It was 120 years ago that Frank Baum first published The Wonderful Wizard of Oz and 80 years ago that the film version won its Academy Awards, and it has become an American parable.
“Time has been powerless to put its kindly philosophy out of fashion,” says a title card at the beginning of the movie.
What does it mean for us? For one thing, the magical journey of Dorothy with the Tin Man, the Scarecrow and the Lion can help illustrate three 21st century spiritual maladies that Pope Francis identifies in his Joy of the Gospel.
The Scarecrow is an icon of the age of information.
After Dorothy crash-lands on a witch in the Land of Oz and heads out on the Yellow Brick Road, she meets a Scarecrow with no brain. Instead his head is full of straw. When Dorothy asks him how he is able to speak, he says, “Some people without brains do an awful lot of talking, don’t they?”
Yes, they do. As Pope Francis put it: “We are living in an information-driven society which bombards us indiscriminately with data — all treated as being of equal importance — and which leads to remarkable superficiality in the area of moral discernment.”
We have supercomputers in our pockets and have access to information of all kinds at our beck and call. But facts without Truth leave us no better off — and possibly worse, because what good is an arsenal of facts without the interior equipment to direct them?
When Dorothy asks directions, the Scarecrow says, “This is a very nice way,” indicating one direction with one hand. Then, “It’s pleasant down that way, too,” he says. “Of course, some people do go both ways,” he adds.
The Tin Man is homo economicus, the human person as economic unit.
We all are a little like the Tin Man. St. John Paul II said “Work was made for man, not man for work,” but we live to work rather than working to live. We think material goods will make us happy, and so we work more in order to fill our diminishing moments of downtime with shiny new things.
They don’t help us. As Pope Francis put it in Joy of the Gospel, we quickly lose our heart: “The great danger in today’s world, pervaded as it is by consumerism, is the desolation and anguish born of a complacent yet covetous heart, the feverish pursuit of frivolous pleasures, and a blunted conscience.”
The Cowardly Lion is us on social media.
When Dorothy and her companions first meet him, the Lion is full of bluster and threats. But when Dorothy stands up to him, he backs down immediately, whimpering.
“Why, you’re nothing but a great big coward!” she says.
“You’re right, I am a coward!” says the Lion, bursting into tears. “I haven’t any courage at all. I even scare myself.”
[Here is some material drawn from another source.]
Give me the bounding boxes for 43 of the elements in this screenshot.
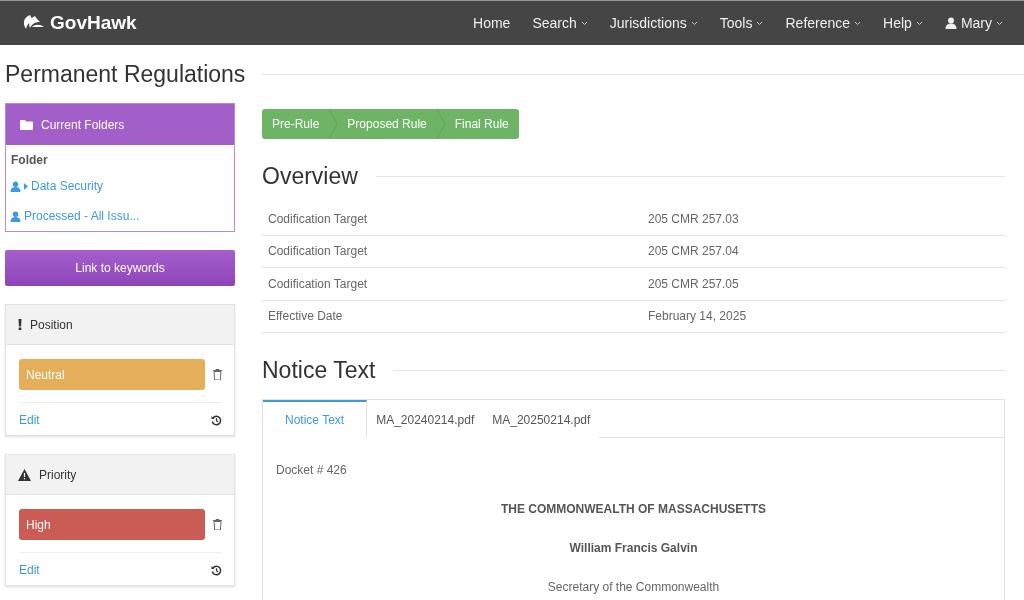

This is what happens to people who interact with the world mostly online. We have bold opinions and strong stances, but can’t handle ourselves with a real human being.
But Pope Francis points out that bluster gets us nowhere. People can only be reached with “attitudes which foster openness to the message: approachability, readiness for dialogue, patience, a warmth and welcome which is non-judgmental.” In other words, with “courage, boundless love and attraction!”
Ultimately, the only way out of these three ideologies is to risk yourself for others.
At one point in the movie, the Wizard tells the Tin Man, “You don’t know how lucky you are not to have one. Hearts will never be practical until they can be made unbreakable.”
The Tin Man answers, “But, I — I still want one.”
He is right. Once we are caught in the cycle of self-seeking comfort, it can seem unbearable to try another way. But we must. The pain of generosity brings more happiness than the comforts of selfishness.
The Scarecrow only gets his brain by planning ways to help Dorothy, and the Lion finds his courage by marching into the witch’s castle to rescue her, tucking his tail into the uniform he is wearing as a disguise.
The lesson? You only find yourself by giving yourself away.
As Pope Francis put it, “The Gospel tells us constantly to run the risk of a face-to-face encounter with others, with their physical presence which challenges us, with their pain and their pleas, with their joy which infects us in our close and continuous interaction. True faith in the incarnate Son of God is inseparable from self-giving, from membership in the community, from service, from reconciliation with others.”
That’s the Yellow Brick Road that leads home.